La luz tiene algo más de tres metros de diámetro y a veces cambia de color, de blanco verdoso a naranja; en el medio parece tener un núcleo más denso, en el cual se producen princi­palmente los cambios de color e intensidad.

Una parte de la luz está levemente tamizada por uno o dos retamos. Ni ruido ni calor. ¿Tiene reflejos anaranjados? La miramos y no la miramos, la evitamos ver de frente.


La luz, atrás, se está yendo muy despacio cuando repentinamente, chocamos contra el alambrado que habíamos dejado atrás. Otra luz se enciende más allá del alambrado.
La nueva luz crece en segundos a otra gran es­trella rastrera y se mueve muy lentamente, en un largo y sinuoso rodeo. ¡Miren! ¡Nos está huellando!

Estamos exactamente del otro lado del alambrado que nos había cerrado el paso cuando la U del potrero inconcluso y la luz reco­rre al detalle nuestros desplazamientos anteriores en pos de una salida del potrero, justo hacia el lugar donde estamos. La luz, a unos quince metros, se torna de un fuerte color rojo y el miedo aprieta de golpe como un torrente.

Luego de un minuto vuelve a desandar las huellas y se apaga rápidamente, a diferencia de la morosa peregrinación de la luz ori­ginal

Hemos venido desde el norte y después cruzado la Pampa de este a oeste. Deben ser casi la una de la mañana y estamos apretados de cansancio y frío, quizá podemos hacer un pequeño fuego.

Pero nuevamente una luz lejana pero perfec­tamente visible se acaba de encender hacia el extre­mo sur del óvalo. Ya no nos sorprendemos. Otra luz aparece en el centro de la Pampa, pero en el borde del otro lado, es decir hacia el sector desde donde la cruzamos. Esto no es totalmente exacto, porque como señala Osvaldo no está parada en el punto por donde entramos a la Pampa, sino desplazada un poco hacia el norte, probablemente más de quinientos metros.
La luz del sur empieza a recorrer la Pampa longitudinal­mente, hacia el norte, mientras la otra queda inmóvil. Parece ir a gran velocidad, según el método casero de contrastar el tiempo aproximado que tarda en recorrer una distancia que sabemos de doce kilómetros. A este ritmo, la cruzará en tres o cuatro minutos. Es decir, lleva una velocidad de 400 o 300 km/h.
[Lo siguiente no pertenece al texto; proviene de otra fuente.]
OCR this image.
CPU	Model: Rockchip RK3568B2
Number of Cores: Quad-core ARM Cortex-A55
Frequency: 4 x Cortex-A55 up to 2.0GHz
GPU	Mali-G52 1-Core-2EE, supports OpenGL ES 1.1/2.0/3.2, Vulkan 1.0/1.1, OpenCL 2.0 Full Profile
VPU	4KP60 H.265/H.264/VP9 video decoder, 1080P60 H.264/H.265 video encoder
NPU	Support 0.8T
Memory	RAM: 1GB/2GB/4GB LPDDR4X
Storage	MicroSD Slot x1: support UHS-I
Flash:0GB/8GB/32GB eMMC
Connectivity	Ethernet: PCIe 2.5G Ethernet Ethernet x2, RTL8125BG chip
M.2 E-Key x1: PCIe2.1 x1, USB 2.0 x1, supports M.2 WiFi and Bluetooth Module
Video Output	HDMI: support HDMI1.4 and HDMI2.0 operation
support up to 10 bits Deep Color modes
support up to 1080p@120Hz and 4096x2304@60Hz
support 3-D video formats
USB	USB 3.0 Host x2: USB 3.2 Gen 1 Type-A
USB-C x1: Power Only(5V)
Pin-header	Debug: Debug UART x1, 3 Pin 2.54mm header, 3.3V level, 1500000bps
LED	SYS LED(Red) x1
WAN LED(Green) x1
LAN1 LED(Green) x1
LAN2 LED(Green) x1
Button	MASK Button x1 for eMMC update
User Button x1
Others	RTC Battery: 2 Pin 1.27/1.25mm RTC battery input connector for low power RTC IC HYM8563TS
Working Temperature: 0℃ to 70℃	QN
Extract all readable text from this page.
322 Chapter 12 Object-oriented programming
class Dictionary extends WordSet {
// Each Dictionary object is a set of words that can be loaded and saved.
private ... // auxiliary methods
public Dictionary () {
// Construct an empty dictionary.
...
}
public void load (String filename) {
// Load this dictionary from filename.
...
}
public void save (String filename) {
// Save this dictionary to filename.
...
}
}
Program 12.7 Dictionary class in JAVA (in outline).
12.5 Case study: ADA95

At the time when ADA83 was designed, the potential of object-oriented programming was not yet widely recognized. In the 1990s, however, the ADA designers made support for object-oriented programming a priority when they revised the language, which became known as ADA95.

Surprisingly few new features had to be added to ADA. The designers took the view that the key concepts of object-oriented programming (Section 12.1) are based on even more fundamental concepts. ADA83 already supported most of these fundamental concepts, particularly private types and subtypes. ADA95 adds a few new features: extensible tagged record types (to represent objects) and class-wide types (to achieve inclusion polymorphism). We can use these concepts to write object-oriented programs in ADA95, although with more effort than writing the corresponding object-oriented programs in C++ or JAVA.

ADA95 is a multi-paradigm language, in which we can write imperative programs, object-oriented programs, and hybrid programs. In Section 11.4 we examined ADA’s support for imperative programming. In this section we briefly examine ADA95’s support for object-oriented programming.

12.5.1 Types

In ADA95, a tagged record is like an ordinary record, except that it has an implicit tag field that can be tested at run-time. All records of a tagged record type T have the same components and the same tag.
Osvaldo sigue sorprendido por su capacidad de detectar huellas. La luz parece “buscar” nuestra pre­sencia, o más bien nuestro paso, porque “peina” el área justo cuando ya no estamos. Nuevamente, pueden ser gendarmes o guardafaunas patrullando el área para ubicarnos. O tal vez, como insinúan algunos relatos locales, contrabandistas o narcotraficantes que aterri­zan en la Pampa. La luz comienza a aminorar muy paulatinamente su marcha para ir a detenerse más de 500 metros después, habiendo pasado por adelan­te de la segunda luz, en el punto exacto donde su recorrido se cruza con las huellas del nuestro. Pero ¿Cómo percibió nuestras huellas a la distancia en el duro suelo arcilloso, cuando además no se diferen­cian de las muchas otras que atraviesan la Pampa en todas direcciones? Durante unos instantes las dos lu­ces parecen sufrir algunos cambios en su coloración, tornando alternativamente del blanco verdoso al rojo anaranjado. Estos cromatismos afectan especialmente a la recién llegada, quien empieza a manifestar otras transformaciones.

Parece ensancharse, cobrar mayor volumen, y al mismo tiempo elevarse un poco más que la otra, mientras predomina el color rojo, al mis­mo tiempo que tiende a aplastarse en el eje vertical. Se asemeja a la imagen de una célula haciendo en meiosis, pienso. Repentinamente aparece una tercera luz en el extremo norte. La que había venido del sur, ahora de color rojo, comienza nuevamente a despla­zarse hacia el norte, pero sale disparada en forma oblicua como un rayo hacia al cielo, desapareciendo, dejando la impresión de una breve línea roja (Figura 1, referencia 4).

Un par de minutos después, desde el norte, por la Pampa Negra, una luz roja viene volando hacia noso­tros por encima de las copas de los retamos. Aunque de lejos parece intensa, a medida que se acerca se la percibe cada vez más difusa. La observamos re­signados codo con codo sobre nuestros caballos. En segundos llegará y aunque ya sabemos que los caba­llos no se inquietan, aprieto las riendas. La tenue lu­minosidad pasa por nuestras cabezas. Dos veces más, creo veo la nube roja volar hacia nosotros hasta topar con nuestras cabezas, pero no recuerdo qué sucede luego de cada pasaje. Sólo repetidas llegadas (Figura 1, referencia 5).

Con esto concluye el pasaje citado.